O Irã estabeleceu a liberação de US$ 24 bilhões em ativos financeiros atualmente bloqueados como condição para avançar em um possível acordo de paz com os Estados Unidos. A informação foi divulgada pelo conselheiro militar do líder supremo iraniano, aiatolá Mojtaba Khamenei, Mohsen Rezaei, em entrevista à CNN nesta sexta-feira (5).
Segundo Rezaei, a resolução do impasse no conflito está vinculada à autorização do governo de Donald Trump para a liberação desses recursos. O Irã propôs que US$ 12 bilhões sejam liberados imediatamente após a formalização de um acordo provisório, e os US$ 12 bilhões restantes em uma etapa subsequente. “As negociações estão num impasse e Trump precisa romper esse impasse”, afirmou.

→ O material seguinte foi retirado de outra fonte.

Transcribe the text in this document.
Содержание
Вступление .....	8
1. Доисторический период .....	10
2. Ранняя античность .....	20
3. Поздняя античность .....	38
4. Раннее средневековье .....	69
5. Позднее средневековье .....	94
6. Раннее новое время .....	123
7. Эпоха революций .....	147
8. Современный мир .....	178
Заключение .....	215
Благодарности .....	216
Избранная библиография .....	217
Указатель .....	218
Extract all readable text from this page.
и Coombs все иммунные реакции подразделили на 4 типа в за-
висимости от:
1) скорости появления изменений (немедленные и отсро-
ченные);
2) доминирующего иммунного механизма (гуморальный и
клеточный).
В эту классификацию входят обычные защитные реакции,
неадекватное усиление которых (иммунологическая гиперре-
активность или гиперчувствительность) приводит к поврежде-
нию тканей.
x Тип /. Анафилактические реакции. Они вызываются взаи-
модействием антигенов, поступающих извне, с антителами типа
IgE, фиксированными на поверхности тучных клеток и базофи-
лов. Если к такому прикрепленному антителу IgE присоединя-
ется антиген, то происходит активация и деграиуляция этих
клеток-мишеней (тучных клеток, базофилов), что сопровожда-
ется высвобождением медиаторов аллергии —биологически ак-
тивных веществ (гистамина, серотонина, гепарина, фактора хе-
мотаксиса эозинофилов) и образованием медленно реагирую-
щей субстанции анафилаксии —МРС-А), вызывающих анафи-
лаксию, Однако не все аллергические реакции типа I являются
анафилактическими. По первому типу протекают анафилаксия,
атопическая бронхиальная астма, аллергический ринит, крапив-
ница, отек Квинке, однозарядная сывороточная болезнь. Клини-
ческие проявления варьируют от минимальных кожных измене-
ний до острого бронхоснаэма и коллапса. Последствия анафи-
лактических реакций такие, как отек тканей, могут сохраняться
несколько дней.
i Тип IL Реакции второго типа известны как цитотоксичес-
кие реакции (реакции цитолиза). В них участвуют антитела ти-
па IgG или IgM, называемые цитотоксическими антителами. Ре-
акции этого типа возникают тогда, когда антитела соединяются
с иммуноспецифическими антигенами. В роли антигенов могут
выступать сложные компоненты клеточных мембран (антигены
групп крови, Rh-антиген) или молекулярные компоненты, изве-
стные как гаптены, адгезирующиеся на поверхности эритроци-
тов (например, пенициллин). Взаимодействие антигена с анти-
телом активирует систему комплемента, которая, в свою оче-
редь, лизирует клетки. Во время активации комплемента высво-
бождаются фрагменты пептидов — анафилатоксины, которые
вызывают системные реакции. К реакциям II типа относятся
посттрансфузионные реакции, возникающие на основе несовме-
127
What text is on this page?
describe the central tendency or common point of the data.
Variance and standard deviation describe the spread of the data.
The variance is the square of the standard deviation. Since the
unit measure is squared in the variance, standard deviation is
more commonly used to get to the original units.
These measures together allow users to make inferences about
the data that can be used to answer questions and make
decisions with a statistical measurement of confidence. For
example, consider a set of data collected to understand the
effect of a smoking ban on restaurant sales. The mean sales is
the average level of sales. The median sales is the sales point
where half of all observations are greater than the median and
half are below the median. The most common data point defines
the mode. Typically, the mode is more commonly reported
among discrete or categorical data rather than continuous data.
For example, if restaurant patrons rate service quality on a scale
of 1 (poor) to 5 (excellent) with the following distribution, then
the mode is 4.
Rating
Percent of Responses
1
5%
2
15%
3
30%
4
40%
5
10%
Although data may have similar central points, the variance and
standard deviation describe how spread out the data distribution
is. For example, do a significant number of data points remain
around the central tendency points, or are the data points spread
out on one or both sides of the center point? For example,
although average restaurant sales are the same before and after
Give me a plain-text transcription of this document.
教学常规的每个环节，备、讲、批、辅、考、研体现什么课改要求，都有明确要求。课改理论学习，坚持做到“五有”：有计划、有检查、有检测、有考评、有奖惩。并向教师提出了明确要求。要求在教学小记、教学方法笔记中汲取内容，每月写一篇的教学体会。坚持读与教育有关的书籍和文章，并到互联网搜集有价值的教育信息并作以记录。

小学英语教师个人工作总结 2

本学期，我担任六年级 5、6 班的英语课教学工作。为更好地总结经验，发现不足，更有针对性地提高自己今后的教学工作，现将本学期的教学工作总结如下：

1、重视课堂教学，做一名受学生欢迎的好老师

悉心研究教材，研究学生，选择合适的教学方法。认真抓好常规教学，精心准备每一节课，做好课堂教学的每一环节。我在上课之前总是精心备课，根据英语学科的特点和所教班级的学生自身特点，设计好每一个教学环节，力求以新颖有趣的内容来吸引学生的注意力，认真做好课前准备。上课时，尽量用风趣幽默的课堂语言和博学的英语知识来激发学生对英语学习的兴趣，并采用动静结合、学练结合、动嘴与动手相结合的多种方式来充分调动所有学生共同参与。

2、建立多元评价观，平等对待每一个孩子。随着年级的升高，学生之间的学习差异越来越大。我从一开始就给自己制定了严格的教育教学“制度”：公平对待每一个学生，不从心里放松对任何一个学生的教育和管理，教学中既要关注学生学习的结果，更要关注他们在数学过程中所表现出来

De acordo com a CNN, representantes do governo Trump expressam preocupação de que o desbloqueio de fundos remova um elemento de pressão sobre o regime iraniano. O presidente republicano teria exigido que qualquer acordo futuro fosse mais substancial do que o pacto nuclear de 2015, buscando evitar o que ele descreveu como a entrega de “montanhas de dinheiro”, termo usado para criticar a decisão do então presidente Barack Obama de conceder compensação financeira a Teerã.
Rezaei detalhou a posição iraniana: “Se ele (Trump) quer chegar a um acordo com o Irã, esses US$ 24 bilhões são um teste de confiança que o Irã quer ter com Trump – este é um teste que os Estados Unidos precisam passar e o caminho será aberto. Este é o nosso dinheiro, não o dinheiro dos Estados Unidos.”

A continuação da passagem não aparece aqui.